Lost output in multithreaded program
David Hughes
David.W.Hughes@cern.ch
Tue, 29 Jul 2003 12:15:27 +0200
Dear list,
I am puzzled by the behaviour of this (stripped-down, uglified) program.
It is supposed to run a bunch of shell commands simultaneously,
collate their standard output and error, and print their output as
though they had run sequentially.
module Main where
import Control.Concurrent
import Data.Maybe
import GHC.Handle
import GHC.IO
import Posix (popen)
main = do
cmds <- getContents >>= return.lines
outCh <- newChan
mainThr <- myThreadId
forkIO $ do
mapM_ (startCommand outCh) cmds
writeChan outCh $ killThread mainThr
getChanContents outCh >>= sequence_
startCommand :: Chan (IO ()) -> String -> IO ()
startCommand ch cmd = do
-- Prevent lazy reads after forking
length cmd `seq` return ()
(out,err,pid) <- popen "/bin/sh" ["-c",cmd] Nothing
-- Prevent deadlock (waiting to read stdout
-- while the child waits to write stderr).
forkIO $ length err `seq` return () -- culprit line?
writeChan ch $ hPutStr stdout out
writeChan ch $ hFlush stdout
writeChan ch $ hPutStr stderr err
writeChan ch $ hFlush stderr
Most of the time it works but every so often a chunk of child output
gets lost. (I'm sure I've seen it duplicating chunks of output too, but
I haven't been able to isolate a test case.) Corruption of stderr seems
more common than corruption of stdout. The corruption doesn't get more
predictable if I generate a list of commands with fixed 'random' sleeps
and use that (so I don't think it's a gross timing issue). The lost
data is not necessarily a prefix of the output string, nor a suffix.
The lost data does not reappear later in the program's output. The lost
data *does* appear to correspond to byte sequences that are written in a
single write() by the child process.
Example:
$ cat test.sh
#!/bin/sh
echo -n "std" ; sleep 1
echo -n "STD" >&2 ; sleep 1
echo "out" ; sleep 1
echo "ERR" >&2 ; sleep 1
$ for i in `seq 100`; do echo "sleep $((RANDOM % 10)); ./test.sh";
done | ./a.out
<snip>
stdout
STDERR
stdout
ERR
stdout
STDERR
<snip>
stdout
STDERR
stdout
STDstdout
STDERR
stdout
STDERR
<snip>
If I comment the 'culprit line' above then the program runs without
error. This confounds me: I believe that that line should have no
effect except to suck the child's stderr into the program as soon as
possible. (Am I wrong? And is there a better way of doing this?)

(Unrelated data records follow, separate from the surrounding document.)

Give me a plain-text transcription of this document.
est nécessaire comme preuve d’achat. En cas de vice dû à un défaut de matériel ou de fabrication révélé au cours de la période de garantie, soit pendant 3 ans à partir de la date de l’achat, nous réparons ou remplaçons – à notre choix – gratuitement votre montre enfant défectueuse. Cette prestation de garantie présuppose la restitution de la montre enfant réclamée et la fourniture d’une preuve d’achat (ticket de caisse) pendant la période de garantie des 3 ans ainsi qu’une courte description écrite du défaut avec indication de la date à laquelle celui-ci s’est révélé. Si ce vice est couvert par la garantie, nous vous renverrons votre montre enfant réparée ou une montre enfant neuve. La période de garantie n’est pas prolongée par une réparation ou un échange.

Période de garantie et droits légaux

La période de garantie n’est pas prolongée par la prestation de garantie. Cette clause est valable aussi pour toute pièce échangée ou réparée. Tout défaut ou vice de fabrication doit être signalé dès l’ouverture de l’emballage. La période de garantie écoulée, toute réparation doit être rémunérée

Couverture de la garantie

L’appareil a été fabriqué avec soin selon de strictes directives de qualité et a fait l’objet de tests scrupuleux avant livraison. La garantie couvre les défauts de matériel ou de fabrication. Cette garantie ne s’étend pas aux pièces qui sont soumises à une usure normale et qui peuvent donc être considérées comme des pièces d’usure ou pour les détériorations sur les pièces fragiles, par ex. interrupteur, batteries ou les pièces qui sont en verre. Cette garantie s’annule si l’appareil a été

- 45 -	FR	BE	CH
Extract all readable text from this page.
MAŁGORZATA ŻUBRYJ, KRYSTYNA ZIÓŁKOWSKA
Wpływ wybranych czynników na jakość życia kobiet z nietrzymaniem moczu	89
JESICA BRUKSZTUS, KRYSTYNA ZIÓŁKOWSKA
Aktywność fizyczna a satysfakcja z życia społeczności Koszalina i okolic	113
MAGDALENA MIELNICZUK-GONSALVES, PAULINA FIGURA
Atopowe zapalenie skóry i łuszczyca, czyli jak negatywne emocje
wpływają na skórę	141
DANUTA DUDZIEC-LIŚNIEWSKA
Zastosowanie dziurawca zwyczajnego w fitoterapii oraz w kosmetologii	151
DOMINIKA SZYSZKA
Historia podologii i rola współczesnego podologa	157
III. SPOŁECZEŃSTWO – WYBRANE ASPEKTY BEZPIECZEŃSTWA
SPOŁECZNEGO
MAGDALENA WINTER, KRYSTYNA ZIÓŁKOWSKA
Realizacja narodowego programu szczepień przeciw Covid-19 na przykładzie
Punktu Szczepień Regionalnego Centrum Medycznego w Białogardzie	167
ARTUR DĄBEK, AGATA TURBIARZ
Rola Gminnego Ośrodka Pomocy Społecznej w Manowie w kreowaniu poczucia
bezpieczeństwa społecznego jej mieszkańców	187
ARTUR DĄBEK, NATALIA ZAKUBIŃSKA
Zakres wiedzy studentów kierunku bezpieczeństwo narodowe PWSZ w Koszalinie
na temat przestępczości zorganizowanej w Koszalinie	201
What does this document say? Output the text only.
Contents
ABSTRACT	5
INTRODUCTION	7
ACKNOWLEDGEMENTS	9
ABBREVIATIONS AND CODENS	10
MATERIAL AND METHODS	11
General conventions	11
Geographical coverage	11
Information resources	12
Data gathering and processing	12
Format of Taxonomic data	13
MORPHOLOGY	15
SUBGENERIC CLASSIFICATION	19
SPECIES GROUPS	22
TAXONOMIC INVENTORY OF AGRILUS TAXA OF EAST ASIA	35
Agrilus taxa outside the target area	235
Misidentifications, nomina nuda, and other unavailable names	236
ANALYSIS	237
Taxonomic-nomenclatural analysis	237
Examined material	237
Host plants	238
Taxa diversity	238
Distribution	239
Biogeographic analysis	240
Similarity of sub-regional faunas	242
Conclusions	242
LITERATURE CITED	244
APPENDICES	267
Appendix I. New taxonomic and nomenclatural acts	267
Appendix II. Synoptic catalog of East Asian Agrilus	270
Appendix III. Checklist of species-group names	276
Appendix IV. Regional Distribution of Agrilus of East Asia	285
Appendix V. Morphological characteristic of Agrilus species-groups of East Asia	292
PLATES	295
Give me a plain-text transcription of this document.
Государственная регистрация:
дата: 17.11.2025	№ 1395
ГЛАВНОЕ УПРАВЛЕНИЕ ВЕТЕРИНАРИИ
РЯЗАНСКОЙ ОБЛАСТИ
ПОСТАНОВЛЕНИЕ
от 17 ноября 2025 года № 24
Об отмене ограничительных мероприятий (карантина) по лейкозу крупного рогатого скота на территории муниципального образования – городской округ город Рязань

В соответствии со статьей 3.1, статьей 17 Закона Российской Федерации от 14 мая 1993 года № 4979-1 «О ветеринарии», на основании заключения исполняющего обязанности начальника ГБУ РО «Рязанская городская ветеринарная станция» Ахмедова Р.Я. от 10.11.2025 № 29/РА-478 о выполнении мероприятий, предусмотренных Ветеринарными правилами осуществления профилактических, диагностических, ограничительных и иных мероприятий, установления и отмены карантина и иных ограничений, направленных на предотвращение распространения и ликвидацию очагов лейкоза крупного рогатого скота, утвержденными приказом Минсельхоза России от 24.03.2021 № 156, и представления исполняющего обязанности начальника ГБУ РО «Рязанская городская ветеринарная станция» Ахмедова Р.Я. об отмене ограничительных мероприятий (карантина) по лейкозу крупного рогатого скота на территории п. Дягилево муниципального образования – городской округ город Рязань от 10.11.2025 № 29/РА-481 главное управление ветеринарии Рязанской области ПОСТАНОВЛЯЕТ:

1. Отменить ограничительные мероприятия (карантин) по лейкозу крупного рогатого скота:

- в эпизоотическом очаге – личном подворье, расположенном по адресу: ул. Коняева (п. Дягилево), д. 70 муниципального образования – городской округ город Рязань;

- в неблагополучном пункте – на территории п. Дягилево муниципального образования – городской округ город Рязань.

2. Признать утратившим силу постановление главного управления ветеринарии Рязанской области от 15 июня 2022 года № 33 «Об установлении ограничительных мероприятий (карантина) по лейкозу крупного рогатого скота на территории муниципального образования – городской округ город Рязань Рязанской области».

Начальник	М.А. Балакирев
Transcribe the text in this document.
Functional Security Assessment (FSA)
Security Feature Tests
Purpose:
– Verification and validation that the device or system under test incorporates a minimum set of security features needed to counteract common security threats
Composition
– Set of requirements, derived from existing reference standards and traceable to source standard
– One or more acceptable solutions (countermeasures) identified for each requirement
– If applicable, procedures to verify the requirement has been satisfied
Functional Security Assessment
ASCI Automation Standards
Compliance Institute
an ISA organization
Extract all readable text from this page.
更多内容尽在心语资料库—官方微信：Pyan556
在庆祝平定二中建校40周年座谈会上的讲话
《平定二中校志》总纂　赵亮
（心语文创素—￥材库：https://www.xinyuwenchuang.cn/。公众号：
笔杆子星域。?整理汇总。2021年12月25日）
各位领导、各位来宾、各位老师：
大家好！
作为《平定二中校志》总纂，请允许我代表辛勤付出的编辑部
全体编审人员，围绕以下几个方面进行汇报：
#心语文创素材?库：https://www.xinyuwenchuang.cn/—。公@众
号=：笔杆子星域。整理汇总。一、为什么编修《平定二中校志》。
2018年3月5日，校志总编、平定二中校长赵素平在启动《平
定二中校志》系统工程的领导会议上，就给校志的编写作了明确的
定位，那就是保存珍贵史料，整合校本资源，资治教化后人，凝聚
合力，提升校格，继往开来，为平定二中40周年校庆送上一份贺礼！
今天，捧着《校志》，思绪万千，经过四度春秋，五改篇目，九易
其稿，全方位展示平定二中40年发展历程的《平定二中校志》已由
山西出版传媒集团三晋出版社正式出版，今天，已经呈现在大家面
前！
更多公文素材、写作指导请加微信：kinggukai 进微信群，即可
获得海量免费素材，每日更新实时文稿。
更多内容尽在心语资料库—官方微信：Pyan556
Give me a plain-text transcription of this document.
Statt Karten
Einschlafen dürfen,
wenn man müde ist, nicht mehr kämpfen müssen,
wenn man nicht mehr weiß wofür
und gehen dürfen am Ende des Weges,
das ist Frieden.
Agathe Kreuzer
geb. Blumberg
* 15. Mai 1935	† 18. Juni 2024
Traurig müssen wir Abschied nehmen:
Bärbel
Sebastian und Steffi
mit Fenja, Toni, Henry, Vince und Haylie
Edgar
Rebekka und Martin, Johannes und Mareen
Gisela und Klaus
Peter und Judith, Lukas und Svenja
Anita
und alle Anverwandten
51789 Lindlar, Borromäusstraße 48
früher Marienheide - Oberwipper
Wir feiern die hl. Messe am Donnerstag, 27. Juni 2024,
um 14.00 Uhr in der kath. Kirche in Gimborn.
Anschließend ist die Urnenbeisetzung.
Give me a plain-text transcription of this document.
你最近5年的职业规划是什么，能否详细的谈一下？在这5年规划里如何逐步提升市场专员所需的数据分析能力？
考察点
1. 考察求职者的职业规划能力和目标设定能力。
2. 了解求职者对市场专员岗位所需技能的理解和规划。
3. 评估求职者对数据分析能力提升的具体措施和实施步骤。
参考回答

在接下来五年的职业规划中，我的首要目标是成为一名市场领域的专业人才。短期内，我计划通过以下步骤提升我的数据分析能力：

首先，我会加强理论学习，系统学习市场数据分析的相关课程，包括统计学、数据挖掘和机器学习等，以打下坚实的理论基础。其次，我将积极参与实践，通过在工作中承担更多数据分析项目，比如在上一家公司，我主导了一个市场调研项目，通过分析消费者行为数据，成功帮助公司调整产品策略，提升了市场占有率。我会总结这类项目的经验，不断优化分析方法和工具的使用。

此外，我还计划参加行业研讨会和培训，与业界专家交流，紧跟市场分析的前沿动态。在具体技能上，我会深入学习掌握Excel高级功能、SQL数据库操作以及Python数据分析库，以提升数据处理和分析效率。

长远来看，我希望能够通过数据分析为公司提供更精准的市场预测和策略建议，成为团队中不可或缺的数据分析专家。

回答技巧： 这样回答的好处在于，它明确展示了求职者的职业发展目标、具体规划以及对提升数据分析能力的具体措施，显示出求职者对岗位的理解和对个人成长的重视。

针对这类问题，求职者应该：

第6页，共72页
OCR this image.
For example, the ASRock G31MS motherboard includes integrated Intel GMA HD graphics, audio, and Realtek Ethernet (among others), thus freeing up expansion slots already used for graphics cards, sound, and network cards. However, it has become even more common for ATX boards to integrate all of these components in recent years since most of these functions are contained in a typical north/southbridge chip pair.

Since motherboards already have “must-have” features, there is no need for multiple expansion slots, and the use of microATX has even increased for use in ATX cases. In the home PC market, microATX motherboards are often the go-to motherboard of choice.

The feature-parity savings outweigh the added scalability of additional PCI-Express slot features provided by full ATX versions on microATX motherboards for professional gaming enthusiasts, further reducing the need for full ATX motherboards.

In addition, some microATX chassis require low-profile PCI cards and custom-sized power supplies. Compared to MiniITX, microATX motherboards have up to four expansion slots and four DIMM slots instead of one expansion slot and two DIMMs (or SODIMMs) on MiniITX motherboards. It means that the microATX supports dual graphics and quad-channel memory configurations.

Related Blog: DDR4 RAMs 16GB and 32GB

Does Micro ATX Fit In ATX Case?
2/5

Platform: ghc-6.0-7 / RedHat 8.0 / x86.
Compilation: ghc -package posix test.hs
Where did my output go? Have I run into some gotcha like the 'lazy
reads after forking' thing? Can someone tell me what I'm doing wrong?
Hopeful thanks,
// David
--
David Hughes
UNIX sysadmin, Serco SA -+- Tel.: +41 22 767 8997
Computing Centre, CERN -+- David.W.Hughes@cern.ch
This message expresses my own opinions and should not be construed
as the opinions of Serco (who employ me) or of CERN (where I work).